CATL’s New Fast-Charging Technology
Shenxing, CATL’s super fast charging LFP battery, is capable of delivering 400 km of driving range with a 10-minute charge, while a full charge provides a range of over 700 km, all over a wide range of temperatures and at a high level of safety. This will encourage consumers to buy LFP-powered EVs, as drivers will be able to stop at a charging station and be out within a few minutes. With the technology expected to reduce charging anxiety, potential consumers can be more at ease.
LFP Landscape and Limitations
In a conventional battery factory, copper film runs through a roll-to-roll machine that coats it with one layer of uniform anode material. In CATL’s new approach, two separate layers of anode material are spread: one with very small particles of graphite followed by one with bigger particles of the mineral. This reduces the pathway it takes for lithium ions to settle into the graphite, and therefore allows a faster rate of charging.
On a cell level, LFP batteries have a 30% to 50% lower energy density compared to their NMC counterparts. LFP’s biggest advantage is that the thermal tolerance is higher, making them safer. In batteries with other chemistries, there is a higher risk of thermal runaway. Tesla and other EV-makers using NMC and other chemistries with this risk add more space or different materials including foams between the cells to avoid thermal runaway and fire propagation. With LFP, the cells can be placed closer together, saving space by around 15%. However, due to the low energy density, more cells are needed to reach the same kWh. Therefore, an LFP pack tends to save about 15% of corresponding volume and will only lose 15% energy density compared to an equivalent NMC pack. This leads to an approximate 5% cost difference to produce the same kWh per pack. As a result, NMC batteries are usually associated with longer ranges and LFP to shorter ones.
LFP Batteries in China’s EV Market
In the case of the Chinese EV market, it is the biggest and the most dense: the cities are packed, making the driving ranges smaller and within the city. Consequently, LFP battery-driven EVs are better adapted to the shorter ranges.

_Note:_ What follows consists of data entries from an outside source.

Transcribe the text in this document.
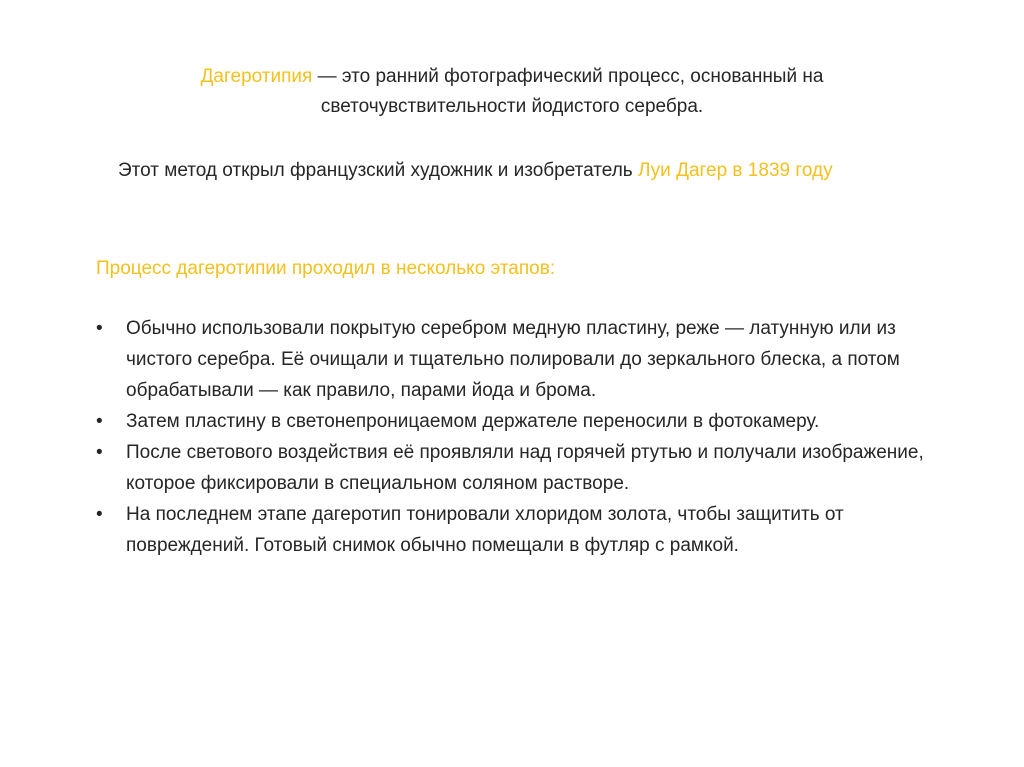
Дагеротипия — это ранний фотографический процесс, основанный на
светочувствительности йодистого серебра.
Этот метод открыл французский художник и изобретатель Луи Дагер в 1839 году
Процесс дагеротипии проходил в несколько этапов:
•	Обычно использовали покрытую серебром медную пластину, реже — латунную или из чистого серебра. Её очищали и тщательно полировали до зеркального блеска, а потом обрабатывали — как правило, парами йода и брома.
•	Затем пластину в светонепроницаемом держателе переносили в фотокамеру.
•	После светового воздействия её проявляли над горячей ртутью и получали изображение, которое фиксировали в специальном соляном растворе.
•	На последнем этапе дагеротип тонировали хлоридом золота, чтобы защитить от повреждений. Готовый снимок обычно помещали в футляр с рамкой.
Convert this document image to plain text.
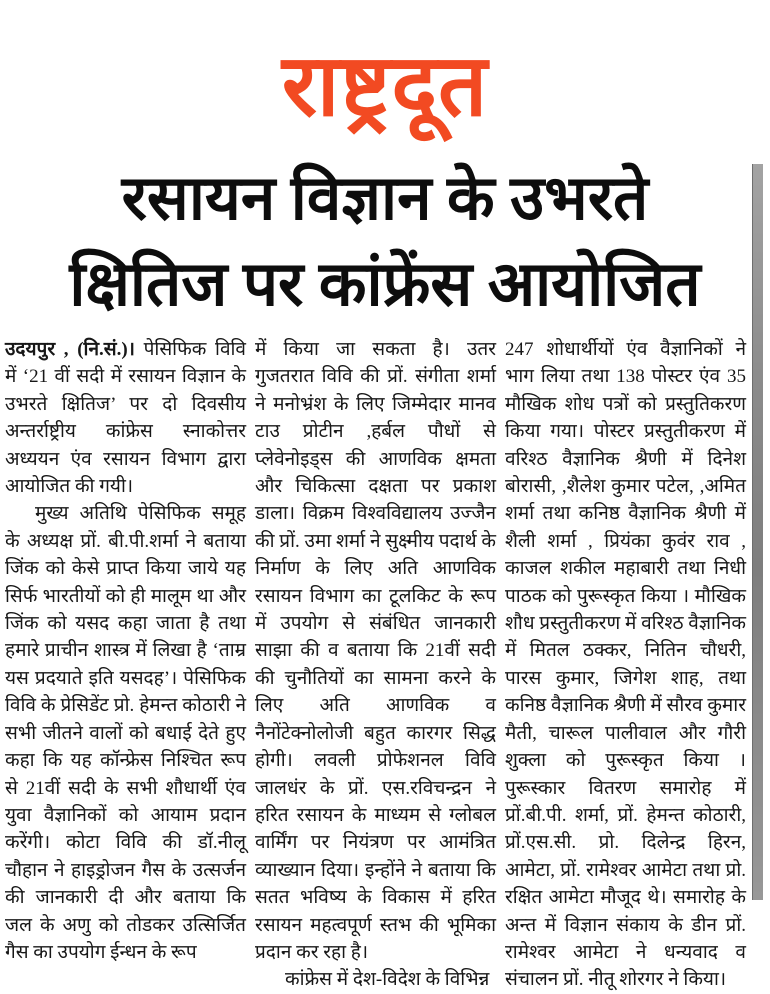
राष्ट्रदूत
रसायन विज्ञान के उभरते
क्षितिज पर कांफ्रेंस आयोजित

उदयपुर , (नि.सं.)। पेसिफिक विवि में ‘21 वीं सदी में रसायन विज्ञान के उभरते क्षितिज’ पर दो दिवसीय अन्तर्राष्ट्रीय कांफ्रेस स्नाकोत्तर अध्ययन एंव रसायन विभाग द्वारा आयोजित की गयी।

मुख्य अतिथि पेसिफिक समूह के अध्यक्ष प्रों. बी.पी.शर्मा ने बताया जिंक को केसे प्राप्त किया जाये यह सिर्फ भारतीयों को ही मालूम था और जिंक को यसद कहा जाता है तथा हमारे प्राचीन शास्त्र में लिखा है ‘ताम्र यस प्रदयाते इति यसदह’। पेसिफिक विवि के प्रेसिडेंट प्रो. हेमन्त कोठारी ने सभी जीतने वालों को बधाई देते हुए कहा कि यह कॉन्फ्रेस निश्चित रूप से 21वीं सदी के सभी शौधार्थी एंव युवा वैज्ञानिकों को आयाम प्रदान करेंगी। कोटा विवि की डॉ.नीलू चौहान ने हाइड्रोजन गैस के उत्सर्जन की जानकारी दी और बताया कि जल के अणु को तोडकर उत्सिर्जित गैस का उपयोग ईन्धन के रूप

में किया जा सकता है। उतर गुजतरात विवि की प्रों. संगीता शर्मा ने मनोभ्रंश के लिए जिम्मेदार मानव टाउ प्रोटीन ,हर्बल पौधों से प्लेवेनोइड्स की आणविक क्षमता और चिकित्सा दक्षता पर प्रकाश डाला। विक्रम विश्वविद्यालय उज्जैन की प्रों. उमा शर्मा ने सुक्ष्मीय पदार्थ के निर्माण के लिए अति आणविक रसायन विभाग का टूलकिट के रूप में उपयोग से संबंधित जानकारी साझा की व बताया कि 21वीं सदी की चुनौतियों का सामना करने के लिए अति आणविक व नैनोंटेक्नोलोजी बहुत कारगर सिद्ध होगी। लवली प्रोफेशनल विवि जालधंर के प्रों. एस.रविचन्द्रन ने हरित रसायन के माध्यम से ग्लोबल वार्मिंग पर नियंत्रण पर आमंत्रित व्याख्यान दिया। इन्होंने ने बताया कि सतत भविष्य के विकास में हरित रसायन महत्वपूर्ण स्तभ की भूमिका प्रदान कर रहा है।

कांफ्रेस में देश-विदेश के विभिन्न

247 शोधार्थीयों एंव वैज्ञानिकों ने भाग लिया तथा 138 पोस्टर एंव 35 मौखिक शोध पत्रों को प्रस्तुतिकरण किया गया। पोस्टर प्रस्तुतीकरण में वरिश्ठ वैज्ञानिक श्रैणी में दिनेश बोरासी, ,शैलेश कुमार पटेल, ,अमित शर्मा तथा कनिष्ठ वैज्ञानिक श्रैणी में शैली शर्मा , प्रियंका कुवंर राव , काजल शकील महाबारी तथा निधी पाठक को पुरूस्कृत किया । मौखिक शौध प्रस्तुतीकरण में वरिश्ठ वैज्ञानिक में मितल ठक्कर, नितिन चौधरी, पारस कुमार, जिगेश शाह, तथा कनिष्ठ वैज्ञानिक श्रैणी में सौरव कुमार मैती, चारूल पालीवाल और गौरी शुक्ला को पुरूस्कृत किया । पुरूस्कार वितरण समारोह में प्रों.बी.पी. शर्मा, प्रों. हेमन्त कोठारी, प्रों.एस.सी. प्रो. दिलेन्द्र हिरन, आमेटा, प्रों. रामेश्वर आमेटा तथा प्रो. रक्षित आमेटा मौजूद थे। समारोह के अन्त में विज्ञान संकाय के डीन प्रों. रामेश्वर आमेटा ने धन्यवाद व संचालन प्रों. नीतू शोरगर ने किया।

Addionics’ Solution to Improving LFP Batteries
While traditional LFP batteries suffer from smaller graphite particles and bigger problems with the adhesion to the copper, Addionics’ 3D technology can improve LFP energy density. Addionics’ porous structure allows the active material to seep into the pores, improving the current collectors’ conductivity and lowering the internal resistance, which in turn enables thicker electrodes to be used. Indeed, when a porous current collector is used, the graphite sticks to the material more efficiently and does not peel off like it does with a regular dense foil. Therefore, by incorporating Addionics’ 3D Current Collectors, the next step-change for LFP emerges by enabling a high loading capacity at the same time as lower internal resistance, paving the way for LFP to become the next “it” battery.